We see that patenting activities are concentrating in the areas of treatment response monitoring, identification of new patterns in physiology and disease, clinical workflow management, pattern recognition and classification for image-based diagnosis, and development of personalized diagnostics and medicine. This suggests that research and development efforts are focused on these areas.

What do the annual numbers tell us?

Let’s look at the annual number of patent filings for the categories and subcategories listed above. The following four graphs show the global patent filing trends over time for the categories of AI-assisted medical technologies related to: image acquisition and processing; diagnosis, prognosis and risk management; treatment response monitoring; and workflow management.

When looking at the patent filings on an annual basis, the numbers confirm the expected significant uptick in patenting activities in recent years for all categories searched. They also show that, within the four categories, the subcategories showing the fastest rate of growth were: pattern recognition and classification for image-based diagnosis, identification of new patterns in human physiology and disease, treatment response monitoring, and clinical workflow management.

Annual patent filings

Above: Global patent filing trends over time for categories of AI-assisted medical technologies related to image acquisition and processing.

annual patent filings -3

Above: Global patent filing trends over time for categories of AI-assisted medical technologies related to more accurate diagnosis, prognosis and risk management.

annual patent filings

Above: Global patent filing trends over time for AI-assisted medical technologies related to treatment response monitoring.

annual patent filings

Above: Global patent filing trends over time for categories of AI-assisted medical technologies related to workflow management.

Where is R&D happening?

By looking at where the inventors are located, we can see where R&D activities are occurring. We found that the two most frequent inventor locations are the United States (50.3%) and China (26.2%). Both Australia and Canada are amongst the ten most frequent inventor locations, with Canada ranking seventh and Australia ranking ninth in the five subcategories that have the highest patenting activities from 2001-2023.

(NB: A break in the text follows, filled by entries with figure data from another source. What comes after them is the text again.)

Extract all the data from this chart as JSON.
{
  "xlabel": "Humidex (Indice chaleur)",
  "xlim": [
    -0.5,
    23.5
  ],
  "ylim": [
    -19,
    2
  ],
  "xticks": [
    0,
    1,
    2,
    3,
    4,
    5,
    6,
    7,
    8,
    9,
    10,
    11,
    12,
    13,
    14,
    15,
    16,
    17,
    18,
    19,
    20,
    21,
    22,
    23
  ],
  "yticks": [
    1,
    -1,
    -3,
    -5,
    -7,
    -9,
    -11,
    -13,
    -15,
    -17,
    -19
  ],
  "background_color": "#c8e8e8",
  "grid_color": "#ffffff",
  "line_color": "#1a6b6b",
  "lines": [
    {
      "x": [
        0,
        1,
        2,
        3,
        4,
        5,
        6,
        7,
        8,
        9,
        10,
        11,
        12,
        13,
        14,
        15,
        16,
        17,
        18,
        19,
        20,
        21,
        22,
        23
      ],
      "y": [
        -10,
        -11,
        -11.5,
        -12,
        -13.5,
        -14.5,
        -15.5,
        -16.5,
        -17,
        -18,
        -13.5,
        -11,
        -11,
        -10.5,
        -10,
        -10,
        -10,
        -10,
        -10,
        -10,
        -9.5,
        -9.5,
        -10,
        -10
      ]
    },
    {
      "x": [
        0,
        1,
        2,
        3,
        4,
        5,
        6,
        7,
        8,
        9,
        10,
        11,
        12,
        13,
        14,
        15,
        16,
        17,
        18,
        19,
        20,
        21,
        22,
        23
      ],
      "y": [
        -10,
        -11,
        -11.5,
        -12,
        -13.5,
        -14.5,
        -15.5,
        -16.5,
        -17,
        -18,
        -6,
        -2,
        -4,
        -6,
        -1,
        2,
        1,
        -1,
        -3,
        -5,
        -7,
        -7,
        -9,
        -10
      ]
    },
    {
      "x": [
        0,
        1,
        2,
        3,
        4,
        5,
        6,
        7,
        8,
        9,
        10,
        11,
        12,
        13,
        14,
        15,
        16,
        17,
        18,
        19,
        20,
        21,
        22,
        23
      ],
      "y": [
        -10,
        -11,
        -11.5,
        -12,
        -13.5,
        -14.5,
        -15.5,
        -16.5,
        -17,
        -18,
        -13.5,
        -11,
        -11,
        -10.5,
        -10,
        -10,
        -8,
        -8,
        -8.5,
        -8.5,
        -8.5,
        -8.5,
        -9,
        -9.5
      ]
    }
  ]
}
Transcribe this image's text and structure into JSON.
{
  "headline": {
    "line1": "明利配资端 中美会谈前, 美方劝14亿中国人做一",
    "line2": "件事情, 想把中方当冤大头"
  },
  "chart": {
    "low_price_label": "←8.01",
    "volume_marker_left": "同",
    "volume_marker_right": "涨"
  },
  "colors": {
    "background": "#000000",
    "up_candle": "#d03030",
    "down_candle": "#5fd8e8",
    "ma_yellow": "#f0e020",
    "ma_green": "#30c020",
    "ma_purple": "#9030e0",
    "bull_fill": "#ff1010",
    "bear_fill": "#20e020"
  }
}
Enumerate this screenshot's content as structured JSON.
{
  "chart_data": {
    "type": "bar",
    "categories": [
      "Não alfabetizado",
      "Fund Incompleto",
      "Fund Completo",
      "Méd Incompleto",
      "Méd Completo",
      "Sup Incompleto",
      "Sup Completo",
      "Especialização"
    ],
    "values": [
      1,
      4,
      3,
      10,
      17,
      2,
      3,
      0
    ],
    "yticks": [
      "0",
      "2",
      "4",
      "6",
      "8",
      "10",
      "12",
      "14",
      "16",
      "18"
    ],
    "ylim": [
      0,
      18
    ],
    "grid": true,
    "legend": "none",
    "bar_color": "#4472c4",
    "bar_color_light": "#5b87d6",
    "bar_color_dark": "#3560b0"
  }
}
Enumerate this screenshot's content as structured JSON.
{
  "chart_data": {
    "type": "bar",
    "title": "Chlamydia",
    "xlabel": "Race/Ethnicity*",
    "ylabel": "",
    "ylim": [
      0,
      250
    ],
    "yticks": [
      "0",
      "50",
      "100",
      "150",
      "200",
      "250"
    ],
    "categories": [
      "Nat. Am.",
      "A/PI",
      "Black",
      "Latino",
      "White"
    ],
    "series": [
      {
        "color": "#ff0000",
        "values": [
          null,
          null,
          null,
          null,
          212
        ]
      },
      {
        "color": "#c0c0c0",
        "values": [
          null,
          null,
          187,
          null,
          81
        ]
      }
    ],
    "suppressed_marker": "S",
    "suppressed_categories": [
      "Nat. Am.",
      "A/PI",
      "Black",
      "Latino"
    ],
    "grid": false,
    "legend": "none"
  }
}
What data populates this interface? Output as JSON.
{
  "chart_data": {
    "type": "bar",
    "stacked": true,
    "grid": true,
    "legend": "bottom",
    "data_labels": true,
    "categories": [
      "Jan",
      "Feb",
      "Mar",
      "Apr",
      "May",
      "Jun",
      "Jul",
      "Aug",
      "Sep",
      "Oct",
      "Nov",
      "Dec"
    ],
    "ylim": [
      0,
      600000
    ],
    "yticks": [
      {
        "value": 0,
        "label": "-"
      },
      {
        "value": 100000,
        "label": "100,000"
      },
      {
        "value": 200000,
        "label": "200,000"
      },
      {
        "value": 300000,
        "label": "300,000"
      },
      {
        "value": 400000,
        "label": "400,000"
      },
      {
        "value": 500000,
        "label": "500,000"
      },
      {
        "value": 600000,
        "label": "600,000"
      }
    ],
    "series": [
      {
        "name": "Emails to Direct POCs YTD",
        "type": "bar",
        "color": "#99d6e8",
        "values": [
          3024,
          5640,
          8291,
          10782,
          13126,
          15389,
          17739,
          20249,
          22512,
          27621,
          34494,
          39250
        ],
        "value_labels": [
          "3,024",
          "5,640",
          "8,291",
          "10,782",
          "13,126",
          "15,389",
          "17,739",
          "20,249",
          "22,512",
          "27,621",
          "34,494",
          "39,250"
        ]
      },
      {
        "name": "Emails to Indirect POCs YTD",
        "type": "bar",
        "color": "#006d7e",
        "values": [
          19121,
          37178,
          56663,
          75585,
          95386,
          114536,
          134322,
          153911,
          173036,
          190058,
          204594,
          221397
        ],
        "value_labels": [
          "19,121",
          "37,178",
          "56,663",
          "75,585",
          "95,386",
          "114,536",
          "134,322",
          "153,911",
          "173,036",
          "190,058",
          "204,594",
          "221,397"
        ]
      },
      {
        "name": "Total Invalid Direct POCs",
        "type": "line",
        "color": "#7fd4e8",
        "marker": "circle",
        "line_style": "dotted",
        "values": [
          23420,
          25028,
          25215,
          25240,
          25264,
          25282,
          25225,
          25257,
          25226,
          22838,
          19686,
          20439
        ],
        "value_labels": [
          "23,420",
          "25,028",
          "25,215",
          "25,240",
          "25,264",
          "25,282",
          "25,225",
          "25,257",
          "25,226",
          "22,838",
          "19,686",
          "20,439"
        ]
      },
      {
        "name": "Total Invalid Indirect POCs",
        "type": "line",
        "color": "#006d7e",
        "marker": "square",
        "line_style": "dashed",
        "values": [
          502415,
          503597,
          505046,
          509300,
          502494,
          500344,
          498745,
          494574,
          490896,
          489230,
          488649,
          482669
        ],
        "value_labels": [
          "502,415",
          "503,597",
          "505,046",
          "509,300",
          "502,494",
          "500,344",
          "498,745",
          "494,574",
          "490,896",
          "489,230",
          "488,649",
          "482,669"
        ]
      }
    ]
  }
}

top 10 destination country

Where are the destination markets?

The filing destinations provide a clue as to the intended markets or locations of commercial partnerships. The United States (30.6%) and China (29.4%) again are the pace leaders. Canada is the seventh most frequent destination jurisdiction with 3.2% of patent filings. Australia is the eighth most frequent destination jurisdiction with 3.1% of patent filings.

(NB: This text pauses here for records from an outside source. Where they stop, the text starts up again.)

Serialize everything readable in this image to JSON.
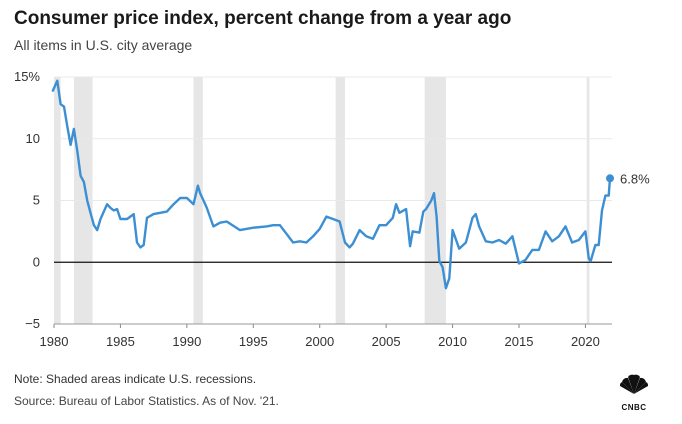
{
  "header": {
    "title": "Consumer price index, percent change from a year ago",
    "subtitle": "All items in U.S. city average"
  },
  "footer": {
    "note": "Note: Shaded areas indicate U.S. recessions.",
    "source": "Source: Bureau of Labor Statistics. As of Nov. '21.",
    "logo_text": "CNBC"
  },
  "colors": {
    "line": "#3d8fd3",
    "recession": "#e6e6e6",
    "grid": "#e9e9e9",
    "zero": "#111111"
  },
  "chart_data": {
    "type": "line",
    "title": "Consumer price index, percent change from a year ago",
    "subtitle": "All items in U.S. city average",
    "xlabel": "",
    "ylabel": "",
    "xlim": [
      1980,
      2022
    ],
    "ylim": [
      -5,
      15
    ],
    "y_ticks": [
      -5,
      0,
      5,
      10,
      15
    ],
    "y_tick_labels": [
      "−5",
      "0",
      "5",
      "10",
      "15%"
    ],
    "x_ticks": [
      1980,
      1985,
      1990,
      1995,
      2000,
      2005,
      2010,
      2015,
      2020
    ],
    "x_tick_labels": [
      "1980",
      "1985",
      "1990",
      "1995",
      "2000",
      "2005",
      "2010",
      "2015",
      "2020"
    ],
    "grid": true,
    "recessions": [
      [
        1980.0,
        1980.5
      ],
      [
        1981.5,
        1982.9
      ],
      [
        1990.5,
        1991.2
      ],
      [
        2001.2,
        2001.9
      ],
      [
        2007.9,
        2009.5
      ],
      [
        2020.1,
        2020.3
      ]
    ],
    "end_label": "6.8%",
    "series": [
      {
        "name": "CPI all items, % change from a year ago",
        "x": [
          1979.92,
          1980.25,
          1980.5,
          1980.75,
          1981.0,
          1981.25,
          1981.5,
          1981.75,
          1982.0,
          1982.25,
          1982.5,
          1982.75,
          1983.0,
          1983.25,
          1983.5,
          1983.75,
          1984.0,
          1984.25,
          1984.5,
          1984.75,
          1985.0,
          1985.5,
          1986.0,
          1986.25,
          1986.5,
          1986.75,
          1987.0,
          1987.5,
          1988.0,
          1988.5,
          1989.0,
          1989.5,
          1990.0,
          1990.5,
          1990.83,
          1991.0,
          1991.25,
          1991.5,
          1992.0,
          1992.5,
          1993.0,
          1994.0,
          1995.0,
          1996.0,
          1996.5,
          1997.0,
          1997.5,
          1998.0,
          1998.5,
          1999.0,
          1999.5,
          2000.0,
          2000.5,
          2001.0,
          2001.5,
          2001.9,
          2002.25,
          2002.5,
          2003.0,
          2003.5,
          2004.0,
          2004.5,
          2005.0,
          2005.5,
          2005.75,
          2006.0,
          2006.5,
          2006.8,
          2007.0,
          2007.5,
          2007.8,
          2008.0,
          2008.4,
          2008.6,
          2008.8,
          2009.0,
          2009.25,
          2009.5,
          2009.75,
          2010.0,
          2010.5,
          2011.0,
          2011.5,
          2011.75,
          2012.0,
          2012.5,
          2013.0,
          2013.5,
          2014.0,
          2014.5,
          2015.0,
          2015.5,
          2016.0,
          2016.5,
          2017.0,
          2017.5,
          2018.0,
          2018.5,
          2019.0,
          2019.5,
          2020.0,
          2020.25,
          2020.4,
          2020.75,
          2021.0,
          2021.25,
          2021.5,
          2021.75,
          2021.85
        ],
        "values": [
          13.9,
          14.7,
          12.8,
          12.6,
          11.0,
          9.5,
          10.8,
          9.0,
          7.0,
          6.5,
          5.0,
          4.0,
          3.0,
          2.6,
          3.5,
          4.1,
          4.7,
          4.4,
          4.2,
          4.3,
          3.5,
          3.5,
          3.9,
          1.6,
          1.2,
          1.4,
          3.6,
          3.9,
          4.0,
          4.1,
          4.7,
          5.2,
          5.2,
          4.7,
          6.2,
          5.6,
          5.0,
          4.4,
          2.9,
          3.2,
          3.3,
          2.6,
          2.8,
          2.9,
          3.0,
          3.0,
          2.3,
          1.6,
          1.7,
          1.6,
          2.1,
          2.7,
          3.7,
          3.5,
          3.3,
          1.6,
          1.2,
          1.5,
          2.6,
          2.1,
          1.9,
          3.0,
          3.0,
          3.6,
          4.7,
          4.0,
          4.3,
          1.3,
          2.5,
          2.4,
          4.1,
          4.3,
          5.0,
          5.6,
          3.7,
          0.1,
          -0.4,
          -2.1,
          -1.3,
          2.6,
          1.1,
          1.6,
          3.6,
          3.9,
          2.9,
          1.7,
          1.6,
          1.8,
          1.5,
          2.1,
          -0.1,
          0.2,
          1.0,
          1.0,
          2.5,
          1.7,
          2.1,
          2.9,
          1.6,
          1.8,
          2.5,
          0.3,
          0.1,
          1.4,
          1.4,
          4.2,
          5.4,
          5.4,
          6.8
        ]
      }
    ]
  }
}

top 10 destination country

Takeaways

Our analysis found that the leading subcategories of AI-assisted medical technology patent applications from 2001 to 2023 include treatment response monitoring, identification of new patterns in human physiology and disease, clinical workflow management, pattern recognition and classification for image-based diagnosis as well as development of personalized diagnostics and medicine.

In more recent years, we found the fastest growth in the areas of pattern recognition and classification for image-based diagnosis, identification of new patterns in human physiology and disease, treatment response monitoring, and clinical workflow management, suggesting that R&D efforts are being concentrated in these areas.
We saw that patent filings in the areas of early disease detection and surgical/implant monitoring increased later than the other categories, suggesting these may be emerging areas of growth.

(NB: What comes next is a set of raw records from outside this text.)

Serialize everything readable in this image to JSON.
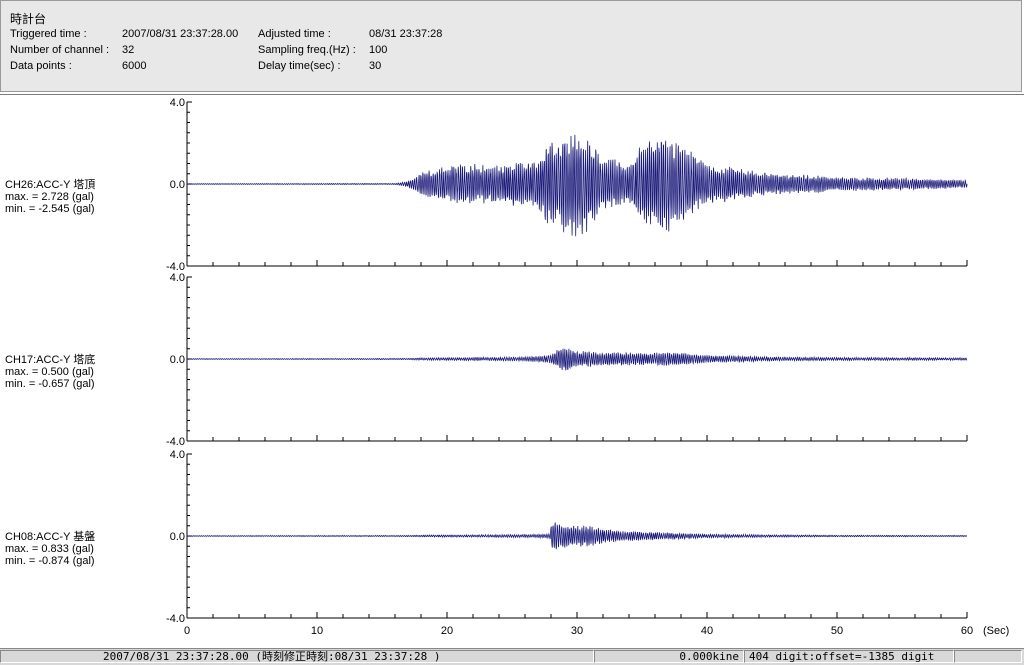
{
  "header": {
    "title": "時計台",
    "triggered_label": "Triggered time :",
    "triggered_value": "2007/08/31 23:37:28.00",
    "adjusted_label": "Adjusted time :",
    "adjusted_value": "08/31 23:37:28",
    "channels_label": "Number of channel :",
    "channels_value": "32",
    "sampling_label": "Sampling freq.(Hz) :",
    "sampling_value": "100",
    "points_label": "Data points :",
    "points_value": "6000",
    "delay_label": "Delay time(sec) :",
    "delay_value": "30"
  },
  "status": {
    "time": "2007/08/31 23:37:28.00  (時刻修正時刻:08/31 23:37:28  )",
    "kine": "0.000kine",
    "digit": "404 digit:offset=-1385 digit"
  },
  "chart_data": {
    "type": "line",
    "xlabel": "(Sec)",
    "xlim": [
      0,
      60
    ],
    "x_ticks": [
      "0",
      "10",
      "20",
      "30",
      "40",
      "50",
      "60"
    ],
    "panels": [
      {
        "name": "CH26:ACC-Y 塔頂",
        "max_text": "max. = 2.728 (gal)",
        "min_text": "min. = -2.545 (gal)",
        "max": 2.728,
        "min": -2.545,
        "ylim": [
          -4.0,
          4.0
        ],
        "y_ticks": [
          "4.0",
          "0.0",
          "-4.0"
        ],
        "envelope": [
          [
            0,
            0.02
          ],
          [
            16,
            0.03
          ],
          [
            17,
            0.15
          ],
          [
            18,
            0.6
          ],
          [
            20,
            0.9
          ],
          [
            22,
            1.0
          ],
          [
            24,
            0.9
          ],
          [
            25,
            1.2
          ],
          [
            26,
            1.0
          ],
          [
            27,
            1.3
          ],
          [
            28,
            2.3
          ],
          [
            29,
            2.5
          ],
          [
            30,
            2.728
          ],
          [
            31,
            2.2
          ],
          [
            32,
            1.3
          ],
          [
            33,
            1.2
          ],
          [
            34,
            1.0
          ],
          [
            35,
            2.0
          ],
          [
            36,
            2.4
          ],
          [
            37,
            2.4
          ],
          [
            38,
            2.0
          ],
          [
            39,
            1.5
          ],
          [
            40,
            1.0
          ],
          [
            42,
            0.9
          ],
          [
            44,
            0.6
          ],
          [
            46,
            0.5
          ],
          [
            48,
            0.45
          ],
          [
            50,
            0.35
          ],
          [
            55,
            0.3
          ],
          [
            60,
            0.2
          ]
        ],
        "color": "#1a1a7a"
      },
      {
        "name": "CH17:ACC-Y 塔底",
        "max_text": "max. = 0.500 (gal)",
        "min_text": "min. = -0.657 (gal)",
        "max": 0.5,
        "min": -0.657,
        "ylim": [
          -4.0,
          4.0
        ],
        "y_ticks": [
          "4.0",
          "0.0",
          "-4.0"
        ],
        "envelope": [
          [
            0,
            0.02
          ],
          [
            17,
            0.03
          ],
          [
            18,
            0.06
          ],
          [
            22,
            0.08
          ],
          [
            26,
            0.1
          ],
          [
            28,
            0.2
          ],
          [
            28.5,
            0.5
          ],
          [
            29,
            0.657
          ],
          [
            30,
            0.4
          ],
          [
            31,
            0.4
          ],
          [
            32,
            0.35
          ],
          [
            35,
            0.3
          ],
          [
            37,
            0.35
          ],
          [
            40,
            0.2
          ],
          [
            45,
            0.1
          ],
          [
            50,
            0.08
          ],
          [
            60,
            0.06
          ]
        ],
        "color": "#1a1a7a"
      },
      {
        "name": "CH08:ACC-Y 基盤",
        "max_text": "max. = 0.833 (gal)",
        "min_text": "min. = -0.874 (gal)",
        "max": 0.833,
        "min": -0.874,
        "ylim": [
          -4.0,
          4.0
        ],
        "y_ticks": [
          "4.0",
          "0.0",
          "-4.0"
        ],
        "envelope": [
          [
            0,
            0.02
          ],
          [
            17,
            0.03
          ],
          [
            18,
            0.05
          ],
          [
            22,
            0.06
          ],
          [
            26,
            0.08
          ],
          [
            27.9,
            0.1
          ],
          [
            28.1,
            0.874
          ],
          [
            28.5,
            0.7
          ],
          [
            29,
            0.6
          ],
          [
            30,
            0.5
          ],
          [
            31,
            0.55
          ],
          [
            32,
            0.35
          ],
          [
            34,
            0.25
          ],
          [
            36,
            0.2
          ],
          [
            38,
            0.15
          ],
          [
            40,
            0.1
          ],
          [
            45,
            0.06
          ],
          [
            50,
            0.04
          ],
          [
            60,
            0.03
          ]
        ],
        "color": "#1a1a7a"
      }
    ]
  }
}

Although, as expected, the United States and China are consistently the leading jurisdictions in both inventor location and destination patent offices, Canada and Australia are frequently in the top ten.

Patent intelligence provides powerful tools for decision makers in looking at what might be shaping our future. With recent geopolitical changes and policy updates in key primary markets, as well as shifts in trade relationships, patent filings give us insight into how these aspects impact innovation. For everyone, it provides exciting clues as to what emerging technologies may shape our lives.